If you're going to use a fixed epsilon, you should really choose it according to the requirements of the particular piece of code where you use it. The alternative is to use a relative error margin (see link at the top for details) or, even better, or compare the floats as integers.

The Standard provides an epsilon value. It's in <limits> and you can access the value by std::numeric_limits<float>::epsilon and std::numeric_limits<double>::epsilon. There are other values in there, but I didn't check what exactly is.

You should be aware that if you are comparing two floats for equality, you
are intrinsically doing the wrong thing. Adding a slop factor to the comparison
is not good enough.

You can use std::nextafter for testing two double with the smallest epsilon on a value (or a factor of the smallest epsilon).

bool nearly_equal(double a, double b)

{

  return std::nextafter(a, std::numeric_limits<double>::lowest()) <= b

    && std::nextafter(a, std::numeric_limits<double>::max()) >= b;

}



bool nearly_equal(double a, double b, int factor /* a factor of epsilon */)

{

  double min_a = a - (a - std::nextafter(a, std::numeric_limits<double>::lowest())) * factor;

  double max_a = a + (std::nextafter(a, std::numeric_limits<double>::max()) - a) * factor;



  return min_a <= b && max_a >= b;

}

You should use the standard define in float.h:

#define DBL_EPSILON     2.2204460492503131e-016 /* smallest float value such that 1.0+DBL_EPSILON != 1.0 */

or the numeric_limits class:

// excerpt

template<>

class numeric_limits<float> : public _Num_float_base

{

public:

    typedef float T;



    // return minimum value

    static T (min)() throw();



    // return smallest effective increment from 1.0

    static T epsilon() throw();



    // return largest rounding error

    static T round_error() throw();



    // return minimum denormalized value

     static T denorm_min() throw();

};

[EDIT: Made it just a little bit more readable.]

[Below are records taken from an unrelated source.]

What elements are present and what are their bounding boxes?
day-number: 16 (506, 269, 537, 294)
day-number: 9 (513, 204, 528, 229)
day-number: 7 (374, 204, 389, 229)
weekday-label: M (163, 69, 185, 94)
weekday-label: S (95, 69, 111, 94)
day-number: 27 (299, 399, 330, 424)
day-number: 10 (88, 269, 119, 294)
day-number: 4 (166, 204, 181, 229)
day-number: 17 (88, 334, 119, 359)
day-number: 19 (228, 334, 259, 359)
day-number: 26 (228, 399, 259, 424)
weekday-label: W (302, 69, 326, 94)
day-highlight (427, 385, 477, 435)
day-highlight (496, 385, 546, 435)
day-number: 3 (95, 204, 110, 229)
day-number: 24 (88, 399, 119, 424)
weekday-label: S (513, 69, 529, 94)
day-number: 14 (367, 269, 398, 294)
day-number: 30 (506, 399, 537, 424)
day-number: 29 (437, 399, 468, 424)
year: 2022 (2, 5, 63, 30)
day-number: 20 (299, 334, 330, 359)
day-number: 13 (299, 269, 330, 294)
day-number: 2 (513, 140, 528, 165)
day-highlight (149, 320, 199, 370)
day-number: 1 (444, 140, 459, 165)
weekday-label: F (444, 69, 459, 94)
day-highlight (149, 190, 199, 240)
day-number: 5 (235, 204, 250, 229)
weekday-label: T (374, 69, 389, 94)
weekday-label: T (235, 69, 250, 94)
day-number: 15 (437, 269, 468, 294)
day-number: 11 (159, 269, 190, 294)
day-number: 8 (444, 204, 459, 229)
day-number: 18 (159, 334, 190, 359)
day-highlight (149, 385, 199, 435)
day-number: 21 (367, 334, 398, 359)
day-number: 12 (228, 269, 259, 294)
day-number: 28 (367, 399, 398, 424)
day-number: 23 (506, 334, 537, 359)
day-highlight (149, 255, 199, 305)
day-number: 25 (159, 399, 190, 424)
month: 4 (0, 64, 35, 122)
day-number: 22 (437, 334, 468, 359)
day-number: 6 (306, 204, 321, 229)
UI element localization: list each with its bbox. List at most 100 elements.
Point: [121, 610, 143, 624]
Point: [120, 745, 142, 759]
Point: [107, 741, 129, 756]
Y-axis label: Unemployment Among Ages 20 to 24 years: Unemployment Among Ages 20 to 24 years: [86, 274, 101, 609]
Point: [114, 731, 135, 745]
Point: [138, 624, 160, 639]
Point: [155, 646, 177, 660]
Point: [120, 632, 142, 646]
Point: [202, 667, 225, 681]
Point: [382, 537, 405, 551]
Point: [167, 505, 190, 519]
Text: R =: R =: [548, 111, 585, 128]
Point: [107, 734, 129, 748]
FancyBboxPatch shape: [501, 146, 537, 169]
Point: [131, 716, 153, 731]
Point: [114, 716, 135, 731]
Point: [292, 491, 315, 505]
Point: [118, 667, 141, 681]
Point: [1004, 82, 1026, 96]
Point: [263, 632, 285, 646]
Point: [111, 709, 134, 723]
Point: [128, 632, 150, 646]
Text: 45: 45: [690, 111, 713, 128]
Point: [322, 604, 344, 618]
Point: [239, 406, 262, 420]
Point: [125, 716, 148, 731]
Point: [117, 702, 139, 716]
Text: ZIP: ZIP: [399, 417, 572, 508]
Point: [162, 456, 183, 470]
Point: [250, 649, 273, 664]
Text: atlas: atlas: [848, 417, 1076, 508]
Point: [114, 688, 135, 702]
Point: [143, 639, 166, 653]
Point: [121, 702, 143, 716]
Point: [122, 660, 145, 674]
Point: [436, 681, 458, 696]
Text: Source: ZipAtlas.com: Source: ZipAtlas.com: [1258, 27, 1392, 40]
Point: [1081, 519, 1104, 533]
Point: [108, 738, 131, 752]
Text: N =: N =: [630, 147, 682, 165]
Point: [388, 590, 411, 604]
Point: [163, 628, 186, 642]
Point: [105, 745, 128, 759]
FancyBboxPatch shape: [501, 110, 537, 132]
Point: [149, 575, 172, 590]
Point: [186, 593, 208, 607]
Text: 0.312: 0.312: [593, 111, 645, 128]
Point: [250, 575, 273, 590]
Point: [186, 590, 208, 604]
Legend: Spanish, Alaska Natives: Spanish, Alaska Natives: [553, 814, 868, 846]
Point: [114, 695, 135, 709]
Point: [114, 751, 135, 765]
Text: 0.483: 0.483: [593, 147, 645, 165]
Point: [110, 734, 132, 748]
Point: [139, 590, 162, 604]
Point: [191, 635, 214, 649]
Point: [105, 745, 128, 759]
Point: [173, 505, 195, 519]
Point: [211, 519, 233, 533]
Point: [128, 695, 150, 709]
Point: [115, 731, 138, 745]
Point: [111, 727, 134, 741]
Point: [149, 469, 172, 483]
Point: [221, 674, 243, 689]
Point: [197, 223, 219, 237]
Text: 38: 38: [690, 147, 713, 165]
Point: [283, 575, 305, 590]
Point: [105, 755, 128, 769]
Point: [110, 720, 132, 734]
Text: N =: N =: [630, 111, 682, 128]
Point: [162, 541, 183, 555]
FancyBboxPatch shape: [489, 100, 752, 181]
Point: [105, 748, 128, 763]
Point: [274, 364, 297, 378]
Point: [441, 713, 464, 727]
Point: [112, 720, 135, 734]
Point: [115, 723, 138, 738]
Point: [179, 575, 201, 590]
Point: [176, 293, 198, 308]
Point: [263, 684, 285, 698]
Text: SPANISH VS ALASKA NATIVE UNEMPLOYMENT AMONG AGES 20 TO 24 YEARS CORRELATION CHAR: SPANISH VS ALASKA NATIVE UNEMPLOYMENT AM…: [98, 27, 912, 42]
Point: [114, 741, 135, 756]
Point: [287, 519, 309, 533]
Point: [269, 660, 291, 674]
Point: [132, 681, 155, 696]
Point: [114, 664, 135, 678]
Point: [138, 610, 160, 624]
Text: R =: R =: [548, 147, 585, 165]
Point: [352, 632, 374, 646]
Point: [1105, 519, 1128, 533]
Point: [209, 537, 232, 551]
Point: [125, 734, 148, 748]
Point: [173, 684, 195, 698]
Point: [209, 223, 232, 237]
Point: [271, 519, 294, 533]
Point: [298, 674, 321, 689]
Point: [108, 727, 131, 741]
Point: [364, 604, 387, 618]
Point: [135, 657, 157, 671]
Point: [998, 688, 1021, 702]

But in addition, it depends on what you're after.

Here is a c++11 implementation of @geotavros 's solution. It makes use of the new std::numeric_limits<T>::epsilon() function and the fact that std::fabs() and std::fmax() now have overloads for float, double and long float.

template<typename T>

static bool AreEqual(T f1, T f2) { 

  return (std::fabs(f1 - f2) <= std::numeric_limits<T>::epsilon() * std::fmax(std::fabs(f1), std::fabs(f2)));

}

This post has a comprehensive explanation of how to compare floating point numbers:
http://www.altdevblogaday.com/2012/02/22/comparing-floating-point-numbers-2012-edition/

Excerpt:

• If you are comparing against zero, then relative epsilons and ULPs based comparisons are usually meaningless. You’ll need to use an
  absolute epsilon, whose value might be some small multiple of
  FLT_EPSILON and the inputs to your calculation. Maybe.


• If you are comparing against a non-zero number then relative epsilons or ULPs based comparisons are probably what you want. You’ll
  probably want some small multiple of FLT_EPSILON for your relative
  epsilon, or some small number of ULPs. An absolute epsilon could be
  used if you knew exactly what number you were comparing against.